Городские улицы освещались слабо. Тем великолепнее выступали из тьмы в следующую после его приезда майскую пасхальную ночь силуэты церквей в фонариках иллюминации, озарявшие церковные здания до самого купола. Их звон во все колокола волновал особенной напевностью и выразительностью. Впечатляли зажжённые плошки, расставленные в праздник на Соборной площади, неподалёку от их дома. Пламя давало трепещущие полосы света и делало таинственной толпу, стоявшую перед входом в кафедральный собор, не вмещавший всех прихожан. Уфимцы из русских чтили православные праздники так же, как башкиры и татары – свои.
Гулял Александр и по окрестностям Уфы, по глухим лесным тропам, по заросшим сочными травами лугам, по живописным берегам Белой, Уфимки, Дёмы и Сутолоки, поросшим кустами чёрной смородины и ежевики. Ранним летом юноша с Козьмой и Серёжей ездили на телеге, запряжённой жеребцом Башкиром (как часто впоследствии на его иллюстрациях будут возникать лошади и телеги!), за Белую, в заброшенное предместье, называвшееся по-русски, как особо подчёркнуто в воспоминаниях, «Волей», рубить кусты «дикой сирени». Он расставлял «огромные букеты во всех комнатах, особенно в спальне тёти, в которую влюблялся всё больше и больше». Неподалёку от дома, в Ушаковском парке, юный кадет облюбовал другое гигантское дерево сирени и лазил по её самым высоким ветвям, «подражая Робин Гуду и Соловью-разбойнику». Но у обуреваемого первой плотской страстью к зрелой взрослой женщине цель была иная: «Я вдыхал запах цветов, который волновал меня до такой степени, что я расстёгивал рубашку и прижимал их к своему телу, я их впитывал, я их ел. Они были горьки на вкус». Соцветия сирени были похожи на белые лилии.

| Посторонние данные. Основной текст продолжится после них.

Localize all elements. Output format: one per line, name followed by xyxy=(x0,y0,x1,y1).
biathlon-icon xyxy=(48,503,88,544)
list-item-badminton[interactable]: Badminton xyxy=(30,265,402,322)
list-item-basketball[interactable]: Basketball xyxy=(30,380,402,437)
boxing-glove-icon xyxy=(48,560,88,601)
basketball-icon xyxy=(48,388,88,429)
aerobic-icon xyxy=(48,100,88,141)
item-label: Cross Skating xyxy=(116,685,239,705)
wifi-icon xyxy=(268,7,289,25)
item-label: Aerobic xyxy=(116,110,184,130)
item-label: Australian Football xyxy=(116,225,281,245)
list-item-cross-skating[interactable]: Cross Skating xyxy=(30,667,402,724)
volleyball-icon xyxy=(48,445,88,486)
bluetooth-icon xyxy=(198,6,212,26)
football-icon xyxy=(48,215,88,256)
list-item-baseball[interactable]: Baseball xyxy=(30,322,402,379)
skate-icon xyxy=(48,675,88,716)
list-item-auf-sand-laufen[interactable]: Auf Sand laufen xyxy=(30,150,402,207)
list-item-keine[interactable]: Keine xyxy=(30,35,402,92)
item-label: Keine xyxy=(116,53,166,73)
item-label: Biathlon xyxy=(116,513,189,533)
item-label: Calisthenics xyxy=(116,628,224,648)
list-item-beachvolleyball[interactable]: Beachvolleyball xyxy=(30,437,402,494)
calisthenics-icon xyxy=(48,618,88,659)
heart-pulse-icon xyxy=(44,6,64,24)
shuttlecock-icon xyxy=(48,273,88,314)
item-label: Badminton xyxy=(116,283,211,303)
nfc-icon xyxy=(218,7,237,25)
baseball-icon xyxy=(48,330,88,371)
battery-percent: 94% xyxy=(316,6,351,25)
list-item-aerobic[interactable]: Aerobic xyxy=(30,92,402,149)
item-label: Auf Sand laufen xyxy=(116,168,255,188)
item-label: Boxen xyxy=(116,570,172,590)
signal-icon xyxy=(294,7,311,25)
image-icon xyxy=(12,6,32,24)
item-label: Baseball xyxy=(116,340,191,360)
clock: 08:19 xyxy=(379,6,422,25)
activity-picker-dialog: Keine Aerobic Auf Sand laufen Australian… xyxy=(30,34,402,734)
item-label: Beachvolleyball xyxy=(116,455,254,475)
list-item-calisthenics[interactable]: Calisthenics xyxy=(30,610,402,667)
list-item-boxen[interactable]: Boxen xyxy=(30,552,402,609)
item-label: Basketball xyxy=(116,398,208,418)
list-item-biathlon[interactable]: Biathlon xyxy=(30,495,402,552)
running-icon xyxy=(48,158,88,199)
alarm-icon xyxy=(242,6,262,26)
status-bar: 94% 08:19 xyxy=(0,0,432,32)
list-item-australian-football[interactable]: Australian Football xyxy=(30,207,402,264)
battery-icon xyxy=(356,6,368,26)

Ранним солнечным утром вышел в сад и пленился распускающимися лилиями: «Лучи восходящего солнца освещали цветы, играли на каплях росы, выступавших на лепестках». Александр кинулся в дом, от возбуждения его трясло: вот оно, состояние благодати, вдохновение, о котором столько говорят поэты! Ему дано создать шедевр, он – гений! Схватил лист бумаги, открыл акварельные краски. Чем больше рисовал, тем сильнее дрожал, но акварель, казалось, не слушалась его. Он не мог передать то, что увидел, что пережил в саду. Он упорствовал, отказывался признать своё поражение. Юноша был потрясён, обескуражен. Что же – между вдохновением, между творчеством и его ви́дением существует различие? Он знал, как хотел сделать, но не понимал, как это осуществить, что «нужно для этого художнику». «Это была величайшая катастрофа его жизни, после потери рая…» – читаем в его записках «Альфеони глазами Алексеева». Возможно ли вообще передать технически своё видение? Он решил: всё дело в технике, не всё подвластно акварели. Нужно искать свою: «Из впечатления можно отразить лишь какую-то часть, ту, которая соответствует свойствам используемого материала». Лилию он решил изобразить на обложке художественного журнала, о выпуске которого давно мечтал. Готовил для него стихи и прозу. Научился печатать на дядиной пишущей машинке и перепечатал русский перевод баллад боготворимого им Эдгара По, легко запомнив их загадочные слова наизусть: «Как-то в полночь, в час угрюмый…». Судьба распорядилась иначе.
В первую его осень, после ужина Анатолий удержал шестнадцатилетнего племянника за столом. Вот какой диалог приводит Алексеев в «Воспоминаниях петербургского кадета»:
«– Чем ты собираешься заняться в жизни? – спросил дядя.
– Думаю, – ответил я, – думаю, что хотел бы стать инженером.
– Инженером? – удивился Анатолий. – Почему инженером? Я считал, что ты интересуешься живописью.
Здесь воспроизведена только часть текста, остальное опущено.